Biddy Mason
1818 - 1891
When freed, this formerly enslaved person advanced the tradition of philanthropy and volunteerism
Born into slavery in Georgia, Biddy Mason, at age 18, was a wedding gift to Robert Marion Smith and his bride. With her three young children, the youngest on her back, she walked behind her master’s wagon train for seven months as they moved to Salt Lake City. En-route she herded cattle, cared for the Smith children, and served as midwife to women and livestock. Three years later, they trekked through mountains and deserts to San Bernardino, then to Los Angeles, arriving in 1855. California had been admitted into the union as a free state even though there was strong sentiment to the contrary. The law specified that any enslaved person brought into the state was automatically free unless the formerly enslaved person voluntarily returned to a state where slavery was legal. A black businessman, Robert Owens, alerted the local sheriff to the presence of slaves; he placed Smith’s enslaved people in the jail for protection until the court ruled, in 1856, that they were “entitled to their freedom and are free forever.”
There would not be a social agency in Los Angeles until later that year (when the Hebrew Benevolent Society was formed) and the Owens family took in the Masons.

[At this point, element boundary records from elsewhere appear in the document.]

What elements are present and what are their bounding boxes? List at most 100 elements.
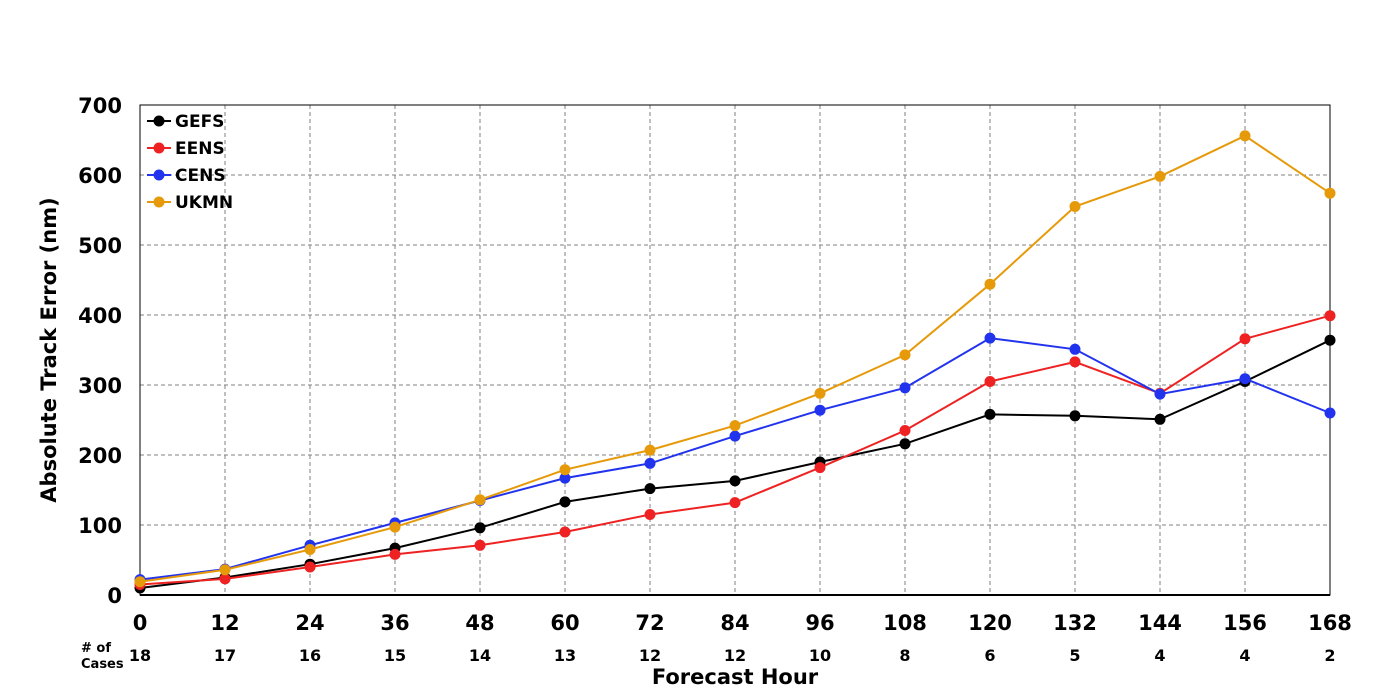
y-tick-label: 200 (78, 444, 122, 468)
data-point-ukmn (1324, 187, 1336, 199)
data-point-gefs (1154, 413, 1166, 425)
data-point-eens (219, 573, 231, 585)
data-point-ukmn (134, 576, 146, 588)
x-tick-label: 132 (1053, 611, 1097, 635)
legend-marker (153, 169, 165, 181)
data-point-gefs (1069, 410, 1081, 422)
data-point-eens (899, 425, 911, 436)
legend: GEFS EENS CENS UKMN (147, 112, 233, 213)
data-point-ukmn (644, 444, 656, 456)
data-point-ukmn (219, 564, 231, 576)
case-count-label: 6 (984, 646, 995, 665)
y-tick-label: 700 (78, 94, 122, 118)
x-tick-labels: 0 12 24 36 48 60 72 84 96 108 120 132 144 156 168 (133, 611, 1352, 635)
data-point-eens (474, 539, 486, 551)
data-point-ukmn (984, 278, 996, 290)
data-point-gefs (1324, 334, 1336, 346)
data-point-cens (559, 472, 571, 484)
x-tick-label: 120 (968, 611, 1012, 635)
case-count-label: 17 (214, 646, 236, 665)
case-count-label: 12 (639, 646, 661, 665)
data-point-ukmn (899, 349, 911, 361)
x-tick-label: 48 (465, 611, 494, 635)
case-count-label: 8 (899, 646, 910, 665)
x-tick-label: 12 (210, 611, 239, 635)
legend-item-eens: EENS (147, 139, 225, 159)
legend-marker (153, 196, 165, 208)
y-tick-label: 300 (78, 374, 122, 398)
case-count-label: 16 (299, 646, 321, 665)
data-point-ukmn (814, 387, 826, 399)
y-axis-title: Absolute Track Error (nm) (37, 197, 61, 502)
series-layer (134, 130, 1336, 594)
legend-item-gefs: GEFS (147, 112, 224, 132)
legend-label: CENS (175, 166, 226, 186)
data-point-cens (1154, 388, 1166, 400)
x-tick-label: 144 (1138, 611, 1182, 635)
case-count-label: 15 (384, 646, 406, 665)
case-count-label: 5 (1069, 646, 1080, 665)
legend-item-ukmn: UKMN (147, 193, 233, 213)
data-point-ukmn (389, 521, 401, 533)
data-point-ukmn (1069, 201, 1081, 212)
data-point-eens (814, 462, 826, 474)
data-point-eens (559, 526, 571, 538)
legend-marker (153, 142, 165, 154)
x-tick-label: 96 (805, 611, 834, 635)
series-ukmn (134, 130, 1336, 588)
data-point-eens (1069, 356, 1081, 368)
data-point-cens (1239, 373, 1251, 385)
x-tick-label: 156 (1223, 611, 1267, 635)
case-count-label: 14 (469, 646, 491, 665)
data-point-cens (1069, 343, 1081, 355)
x-axis-title: Forecast Hour (652, 665, 819, 689)
data-point-ukmn (729, 420, 741, 432)
x-tick-label: 168 (1308, 611, 1352, 635)
data-point-eens (984, 376, 996, 387)
case-count-label: 4 (1239, 646, 1250, 665)
data-point-gefs (899, 438, 911, 450)
data-point-cens (899, 382, 911, 394)
data-point-gefs (729, 475, 741, 487)
y-tick-label: 100 (78, 514, 122, 538)
legend-label: GEFS (175, 112, 224, 132)
x-tick-label: 84 (720, 611, 749, 635)
case-count-label: 12 (724, 646, 746, 665)
data-point-eens (644, 509, 656, 520)
data-point-cens (814, 404, 826, 416)
data-point-eens (1239, 333, 1251, 345)
data-point-gefs (474, 522, 486, 534)
data-point-gefs (644, 483, 656, 495)
case-count-label: 18 (129, 646, 151, 665)
y-tick-label: 500 (78, 234, 122, 258)
y-tick-label: 600 (78, 164, 122, 188)
x-tick-label: 60 (550, 611, 579, 635)
case-count-label: 13 (554, 646, 576, 665)
data-point-ukmn (559, 464, 571, 476)
legend-label: EENS (175, 139, 225, 159)
data-point-eens (1324, 310, 1336, 322)
data-point-gefs (984, 408, 996, 420)
data-point-cens (644, 457, 656, 469)
data-point-cens (984, 332, 996, 344)
y-tick-labels: 0 100 200 300 400 500 600 700 (78, 94, 122, 608)
data-point-ukmn (1239, 130, 1251, 142)
cases-label: # of Cases (81, 641, 124, 672)
data-point-eens (304, 561, 316, 573)
data-point-ukmn (474, 494, 486, 506)
y-tick-label: 400 (78, 304, 122, 328)
data-point-cens (729, 430, 741, 442)
x-tick-label: 36 (380, 611, 409, 635)
data-point-eens (729, 497, 741, 509)
plot-frame (139, 104, 1331, 596)
data-point-ukmn (304, 544, 316, 555)
x-tick-label: 24 (295, 611, 324, 635)
case-count-label: 4 (1154, 646, 1165, 665)
legend-marker (153, 115, 165, 127)
legend-label: UKMN (175, 193, 233, 213)
x-tick-label: 72 (635, 611, 664, 635)
case-count-label: 10 (809, 646, 831, 665)
y-tick-label: 0 (107, 584, 122, 608)
data-point-ukmn (1154, 170, 1166, 182)
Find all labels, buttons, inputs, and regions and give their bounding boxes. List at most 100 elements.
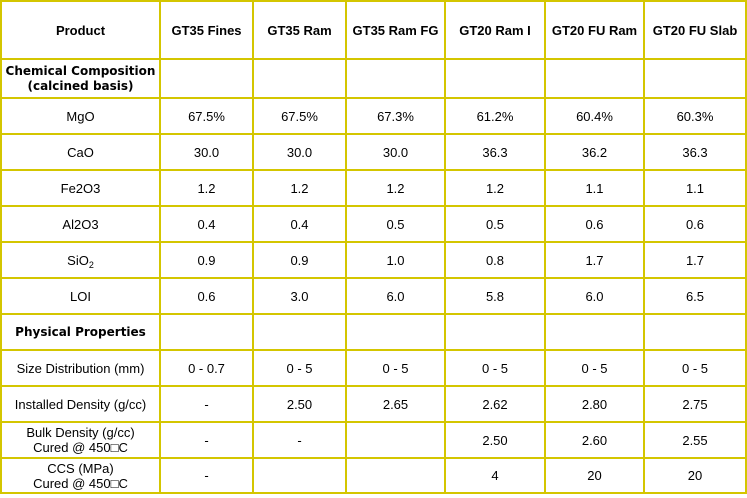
table-cell: [345, 457, 446, 494]
table-cell: 0.5: [444, 205, 546, 243]
column-header: GT35 Ram FG: [345, 0, 446, 60]
table-cell: 5.8: [444, 277, 546, 315]
table-cell: 1.2: [159, 169, 254, 207]
row-label-line: CCS (MPa): [47, 460, 114, 476]
table-cell: 2.50: [444, 421, 546, 459]
table-row: SiO2 0.9 0.9 1.0 0.8 1.7 1.7: [0, 241, 747, 279]
table-cell: 0.6: [643, 205, 747, 243]
table-cell: 20: [544, 457, 645, 494]
column-header: GT35 Ram: [252, 0, 347, 60]
table-cell: 0 - 5: [345, 349, 446, 387]
table-cell: 0.4: [159, 205, 254, 243]
table-cell: -: [159, 385, 254, 423]
table-cell: -: [252, 421, 347, 459]
table-cell: 20: [643, 457, 747, 494]
table-cell: 1.7: [643, 241, 747, 279]
table-cell: 0.4: [252, 205, 347, 243]
table-cell: 67.3%: [345, 97, 446, 135]
row-label: SiO2: [0, 241, 161, 279]
table-cell: [345, 421, 446, 459]
table-cell: 6.5: [643, 277, 747, 315]
row-label: CCS (MPa) Cured @ 450□C: [0, 457, 161, 494]
column-header: GT20 FU Ram: [544, 0, 645, 60]
table-cell: 2.75: [643, 385, 747, 423]
table-row: MgO 67.5% 67.5% 67.3% 61.2% 60.4% 60.3%: [0, 97, 747, 135]
table-cell: -: [159, 421, 254, 459]
product-header: Product: [0, 0, 161, 60]
section-heading-chemical: Chemical Composition (calcined basis): [0, 58, 161, 99]
table-cell: 6.0: [345, 277, 446, 315]
table-cell: 6.0: [544, 277, 645, 315]
row-label: MgO: [0, 97, 161, 135]
section-heading-line: (calcined basis): [27, 78, 134, 93]
table-cell: 0.6: [544, 205, 645, 243]
table-row: Installed Density (g/cc) - 2.50 2.65 2.6…: [0, 385, 747, 423]
section-row-physical: Physical Properties: [0, 313, 747, 351]
table-cell: 2.62: [444, 385, 546, 423]
table-cell: 30.0: [345, 133, 446, 171]
table-row: Size Distribution (mm) 0 - 0.7 0 - 5 0 -…: [0, 349, 747, 387]
table-cell: 4: [444, 457, 546, 494]
table-cell: 2.65: [345, 385, 446, 423]
row-label: Installed Density (g/cc): [0, 385, 161, 423]
table-cell: 0 - 5: [252, 349, 347, 387]
header-row: Product GT35 Fines GT35 Ram GT35 Ram FG …: [0, 0, 747, 60]
table-cell: 1.1: [544, 169, 645, 207]
row-label: Size Distribution (mm): [0, 349, 161, 387]
table-cell: 1.2: [345, 169, 446, 207]
table-cell: 0 - 5: [444, 349, 546, 387]
row-label: Bulk Density (g/cc) Cured @ 450□C: [0, 421, 161, 459]
section-heading-line: Chemical Composition: [5, 63, 156, 78]
table-cell: 1.7: [544, 241, 645, 279]
table-row: Al2O3 0.4 0.4 0.5 0.5 0.6 0.6: [0, 205, 747, 243]
table-cell: 2.55: [643, 421, 747, 459]
table-cell: 30.0: [159, 133, 254, 171]
table-cell: 60.4%: [544, 97, 645, 135]
row-label-line: Bulk Density (g/cc): [26, 425, 135, 440]
table-cell: 0.6: [159, 277, 254, 315]
table-row: Fe2O3 1.2 1.2 1.2 1.2 1.1 1.1: [0, 169, 747, 207]
table-cell: 1.2: [444, 169, 546, 207]
table-cell: [252, 457, 347, 494]
row-label: CaO: [0, 133, 161, 171]
row-label: LOI: [0, 277, 161, 315]
table-cell: 36.3: [643, 133, 747, 171]
table-cell: 60.3%: [643, 97, 747, 135]
table-cell: 30.0: [252, 133, 347, 171]
table-cell: 0 - 5: [643, 349, 747, 387]
row-label-line: Cured @ 450□C: [33, 440, 128, 455]
table-row: CaO 30.0 30.0 30.0 36.3 36.2 36.3: [0, 133, 747, 171]
table-cell: 3.0: [252, 277, 347, 315]
table-cell: 0 - 0.7: [159, 349, 254, 387]
table-row: Bulk Density (g/cc) Cured @ 450□C - - 2.5…: [0, 421, 747, 459]
table-cell: 2.80: [544, 385, 645, 423]
row-label-subscript: 2: [88, 259, 94, 270]
table-cell: 0.5: [345, 205, 446, 243]
table-cell: 61.2%: [444, 97, 546, 135]
row-label: Fe2O3: [0, 169, 161, 207]
row-label-line: Cured @ 450□C: [33, 475, 128, 491]
table-cell: 36.3: [444, 133, 546, 171]
section-heading-physical: Physical Properties: [0, 313, 161, 351]
table-cell: 67.5%: [252, 97, 347, 135]
table-row: LOI 0.6 3.0 6.0 5.8 6.0 6.5: [0, 277, 747, 315]
table-cell: 1.2: [252, 169, 347, 207]
table-cell: 1.0: [345, 241, 446, 279]
table-cell: 0.8: [444, 241, 546, 279]
section-row-chemical: Chemical Composition (calcined basis): [0, 58, 747, 99]
table-cell: 36.2: [544, 133, 645, 171]
table-row: CCS (MPa) Cured @ 450□C - 4 20 20: [0, 457, 747, 494]
table-cell: 0.9: [159, 241, 254, 279]
table-cell: 0 - 5: [544, 349, 645, 387]
column-header: GT35 Fines: [159, 0, 254, 60]
row-label-base: SiO: [67, 252, 89, 268]
column-header: GT20 Ram I: [444, 0, 546, 60]
table-cell: 2.60: [544, 421, 645, 459]
table-cell: -: [159, 457, 254, 494]
table-cell: 1.1: [643, 169, 747, 207]
column-header: GT20 FU Slab: [643, 0, 747, 60]
table-cell: 67.5%: [159, 97, 254, 135]
table-cell: 0.9: [252, 241, 347, 279]
table-cell: 2.50: [252, 385, 347, 423]
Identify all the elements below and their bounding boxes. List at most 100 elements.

One of the city’s four physicians offered Mason work as a midwife and nurse. By 1866 she had delivered hundreds of babies and nursed many people through a smallpox epidemic. She had saved almost all her earnings, invested in property and became wealthy. The house she built for herself became a haven for homeless people and others who needed help, as well as the locus for the First African American Methodist Episcopal Church, the city’s first black congregation.
In a time that did not yet know the terms “social work” or “social welfare” and when Los Angeles had only a handful of black residents, Biddy Mason carried out many charitable works and was a generous volunteer without regard to the ethnicity of the needy person. She packed food baskets and took them to the jail, where she brought hope to prisoners. She cared for people who were sick, especially during the frequent devastating epidemics that marked the growing city. When a rainstorm in 1884 turned the Los Angeles River into a raging torrent sweeping away homes and leaving many with nothing, she placed a standing order at a grocery store to give free food to any flood victims, black or white, who needed it. Her legacy of generosity-in the form of gifts of time and money-lives on in the spirit of volunteering and philanthropy.